Members of provident funds and provident preservation funds have 12 months from 1 September 2024 to decide whether to join the two-pot system.

In terms of the 2024 Revenue Laws Amendment Bill (RLAB), if a member elects to opt in, a once-off seeding amount of 10% of the value of the vested component, capped at R30 000, will be calculated, and the date of seeding will be the last day of the month in which the election is made.

However, current legislation specifies that the seeding amount must be calculated based on the value of the member’s vested component on 31 August 2024.

The rules of some funds base the calculation on the value of the member’s vested component on 31 August 2024, while others stipulate the last day of the month during which the election was made. The FSCA has approved rules that provide for both approaches. Fund administrators have implemented systems based on their approved rules, which have been communicated to fund members.
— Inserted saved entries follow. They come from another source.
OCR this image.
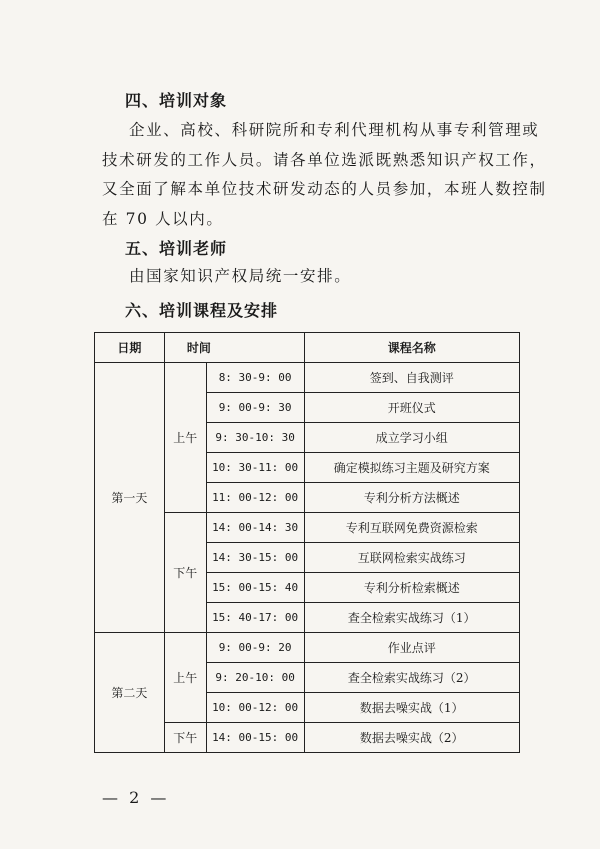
四、培训对象

企业、高校、科研院所和专利代理机构从事专利管理或

技术研发的工作人员。请各单位选派既熟悉知识产权工作，

又全面了解本单位技术研发动态的人员参加，本班人数控制

在 70 人以内。

五、培训老师

由国家知识产权局统一安排。

六、培训课程及安排
日期	时间		课程名称
第一天	上午	8: 30-9: 00	签到、自我测评
		9: 00-9: 30	开班仪式
		9: 30-10: 30	成立学习小组
		10: 30-11: 00	确定模拟练习主题及研究方案
		11: 00-12: 00	专利分析方法概述
	下午	14: 00-14: 30	专利互联网免费资源检索
		14: 30-15: 00	互联网检索实战练习
		15: 00-15: 40	专利分析检索概述
		15: 40-17: 00	查全检索实战练习（1）
第二天	上午	9: 00-9: 20	作业点评
		9: 20-10: 00	查全检索实战练习（2）
		10: 00-12: 00	数据去噪实战（1）
	下午	14: 00-15: 00	数据去噪实战（2）
— 2 —
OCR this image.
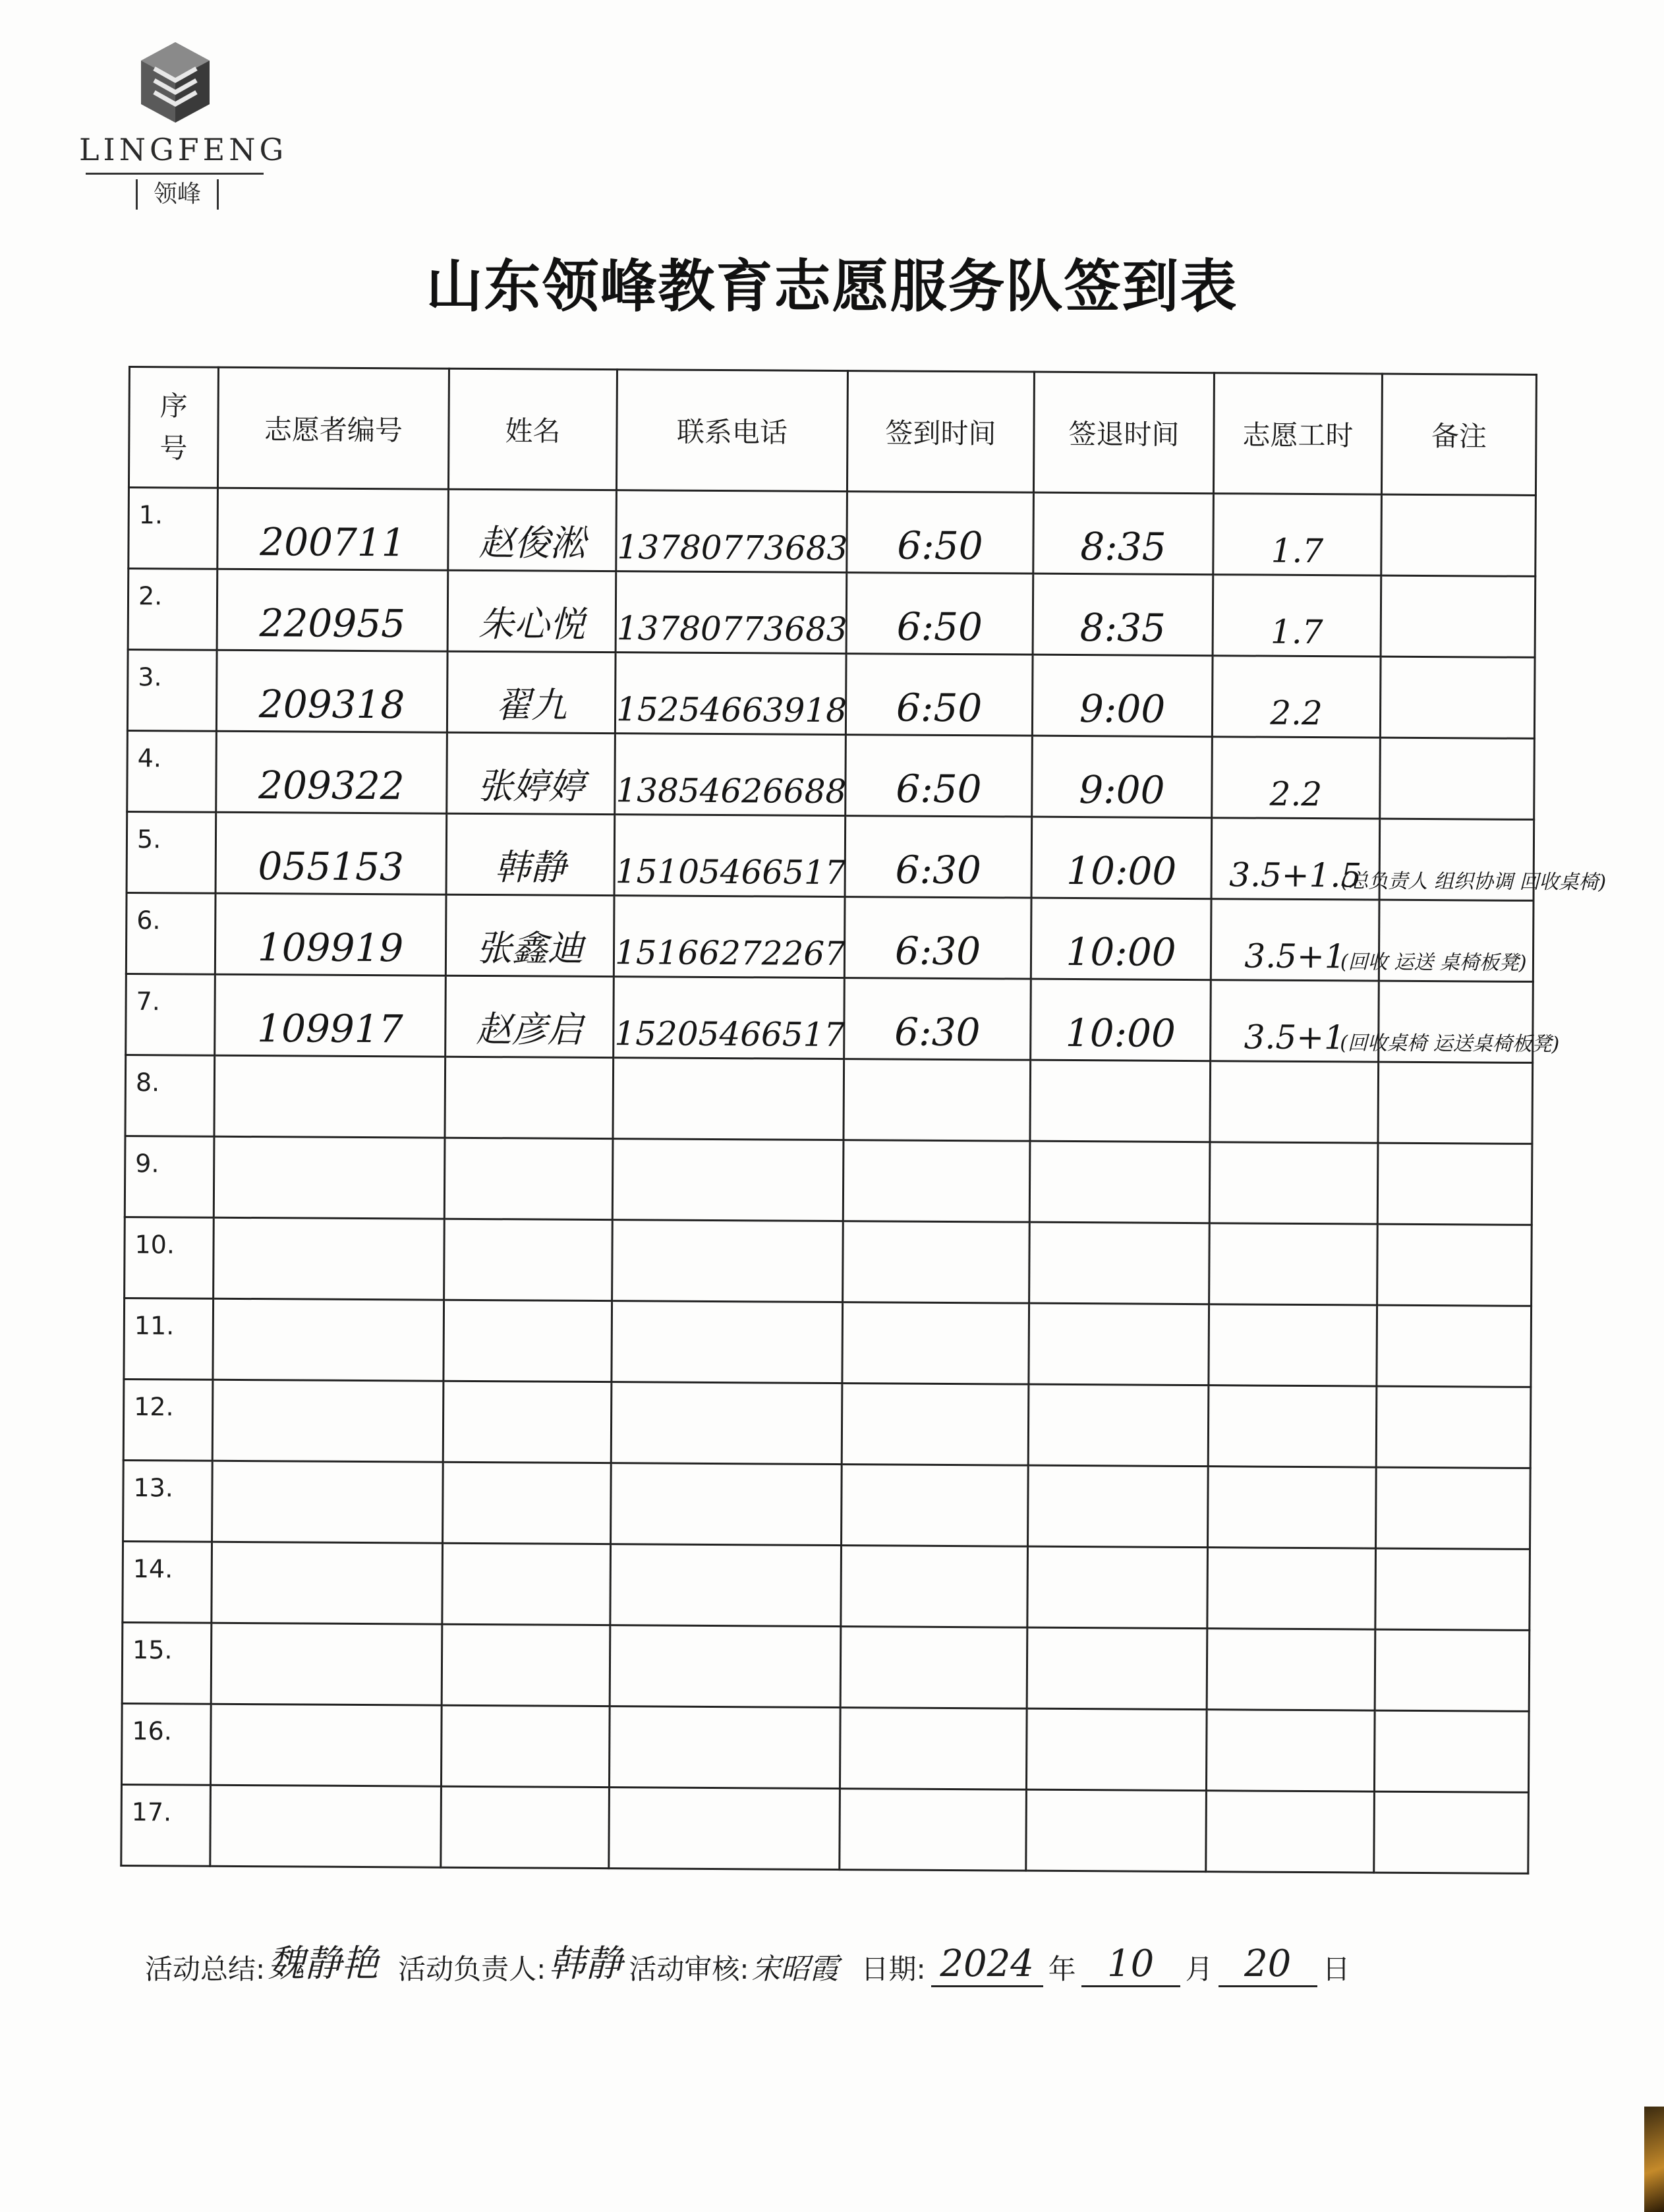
LINGFENG
领峰
山东领峰教育志愿服务队签到表
序号	志愿者编号	姓名	联系电话	签到时间	签退时间	志愿工时	备注

1.	200711	赵俊淞	13780773683	6:50	8:35	1.7	

2.	220955	朱心悦	13780773683	6:50	8:35	1.7	

3.	209318	翟九	15254663918	6:50	9:00	2.2	

4.	209322	张婷婷	13854626688	6:50	9:00	2.2	

5.	055153	韩静	15105466517	6:30	10:00	3.5+1.5	(总负责人 组织协调 回收桌椅)

6.	109919	张鑫迪	15166272267	6:30	10:00	3.5+1	(回收 运送 桌椅板凳)

7.	109917	赵彦启	15205466517	6:30	10:00	3.5+1	(回收桌椅 运送桌椅板凳)

8.							

9.							

10.							

11.							

12.							

13.							

14.							

15.							

16.							

17.							

活动总结: 魏静艳 活动负责人: 韩静 活动审核: 宋昭霞 日期: 2024 年 10	月 20	日
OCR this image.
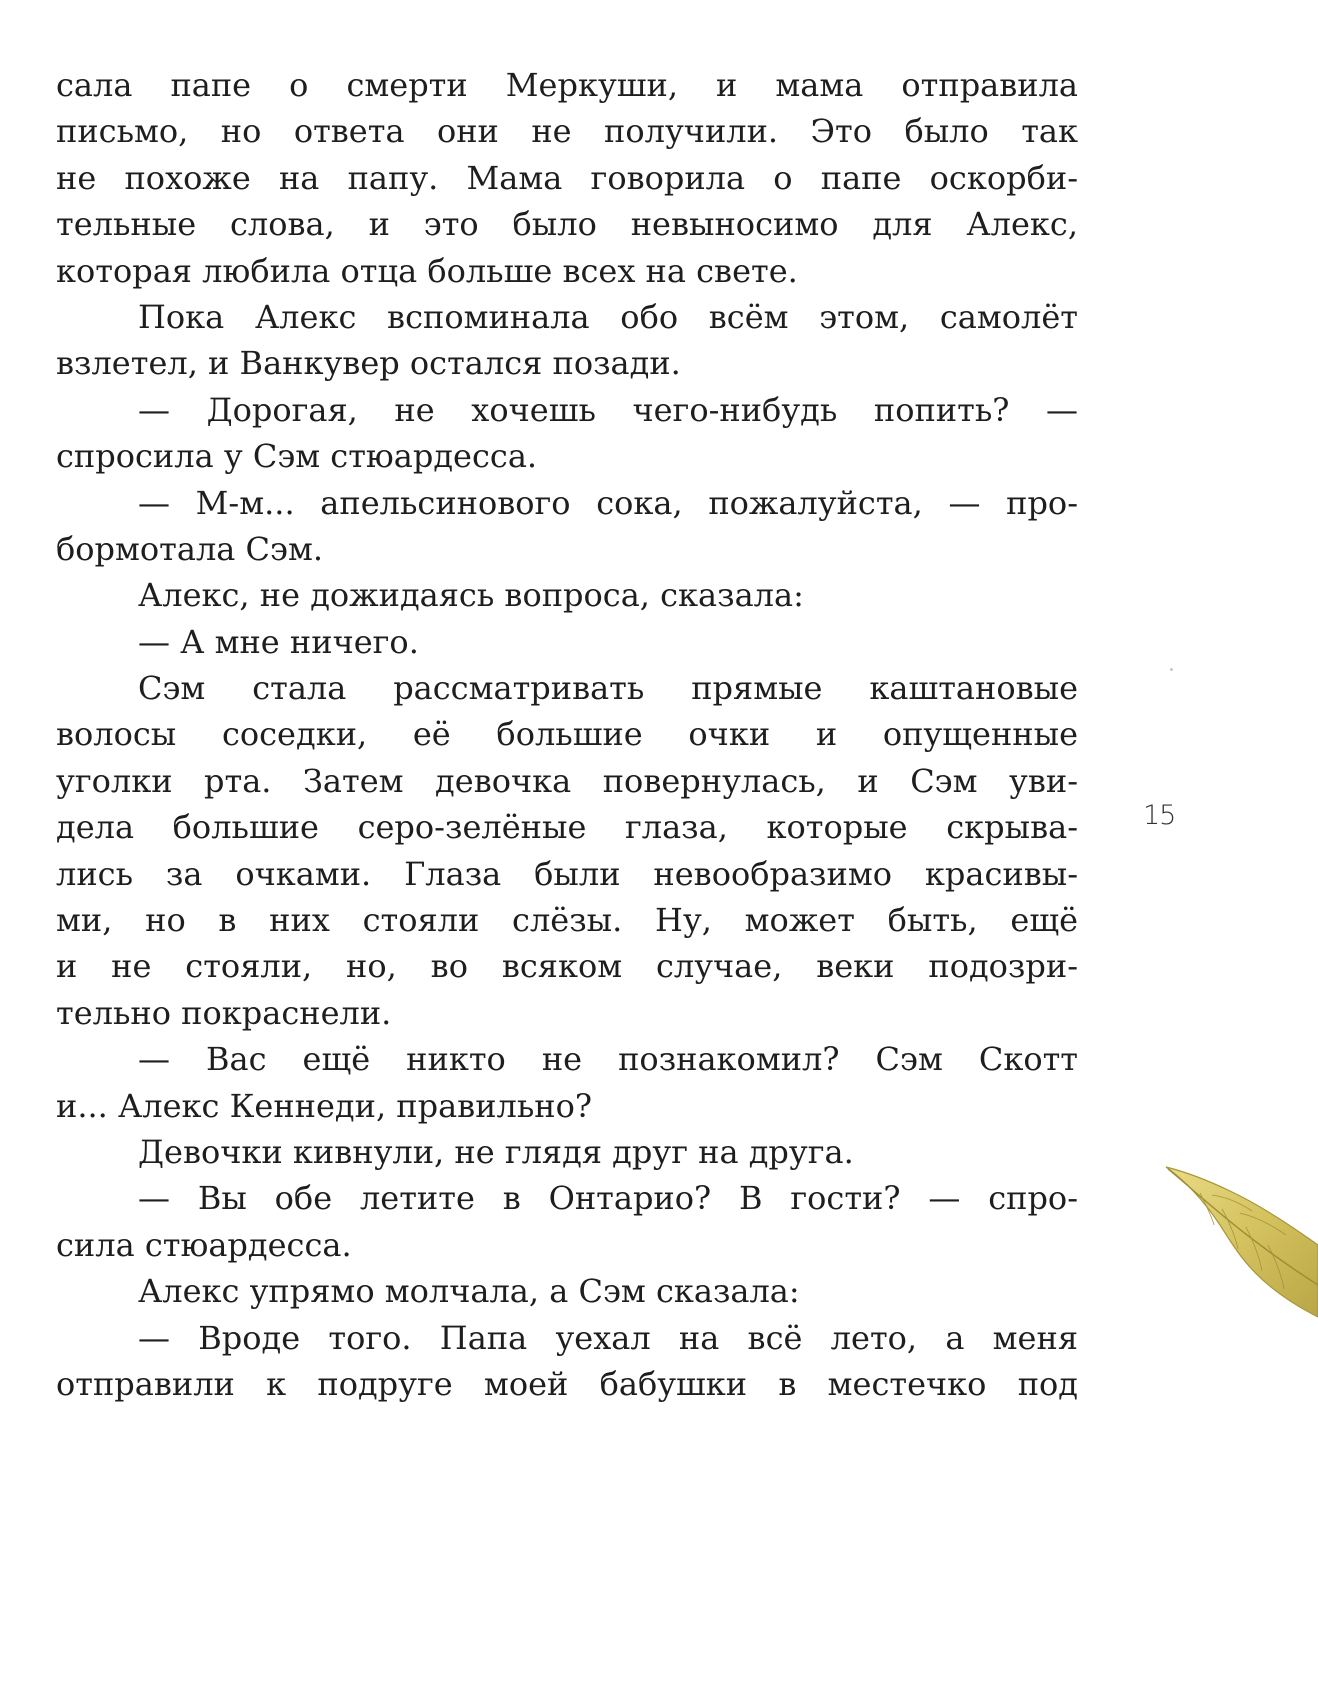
сала папе о смерти Меркуши, и мама отправила
письмо, но ответа они не получили. Это было так
не похоже на папу. Мама говорила о папе оскорби-
тельные слова, и это было невыносимо для Алекс,
которая любила отца больше всех на свете.
Пока Алекс вспоминала обо всём этом, самолёт
взлетел, и Ванкувер остался позади.
— Дорогая, не хочешь чего-нибудь попить? —
спросила у Сэм стюардесса.
— М-м... апельсинового сока, пожалуйста, — про-
бормотала Сэм.
Алекс, не дожидаясь вопроса, сказала:
— А мне ничего.
Сэм стала рассматривать прямые каштановые
волосы соседки, её большие очки и опущенные
уголки рта. Затем девочка повернулась, и Сэм уви-
дела большие серо-зелёные глаза, которые скрыва-
лись за очками. Глаза были невообразимо красивы-
ми, но в них стояли слёзы. Ну, может быть, ещё
и не стояли, но, во всяком случае, веки подозри-
тельно покраснели.
— Вас ещё никто не познакомил? Сэм Скотт
и... Алекс Кеннеди, правильно?
Девочки кивнули, не глядя друг на друга.
— Вы обе летите в Онтарио? В гости? — спро-
сила стюардесса.
Алекс упрямо молчала, а Сэм сказала:
— Вроде того. Папа уехал на всё лето, а меня
отправили к подруге моей бабушки в местечко под
15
The 2025 draft RLAB proposes that the calculation of the seeding amount is based on the value of the member’s vested component “as at 31 August 2024 or last day of the month in which the election was made or as may be determined by the rules of the fund”. The allocation to the savings component must be “with effect from the last day of the month in which the election was made”.

National Treasury said the flexibility provided for in the proposed amendment will allow for alignment between the law and fund rules.

The deadline to comment on the draft 2025 RLAB is the close of business on 17 January 2025.

The Minister of Finance will table the draft Bill during the 2025 Budget Review.

The proposed amendment will apply retrospectively from 1 September 2024.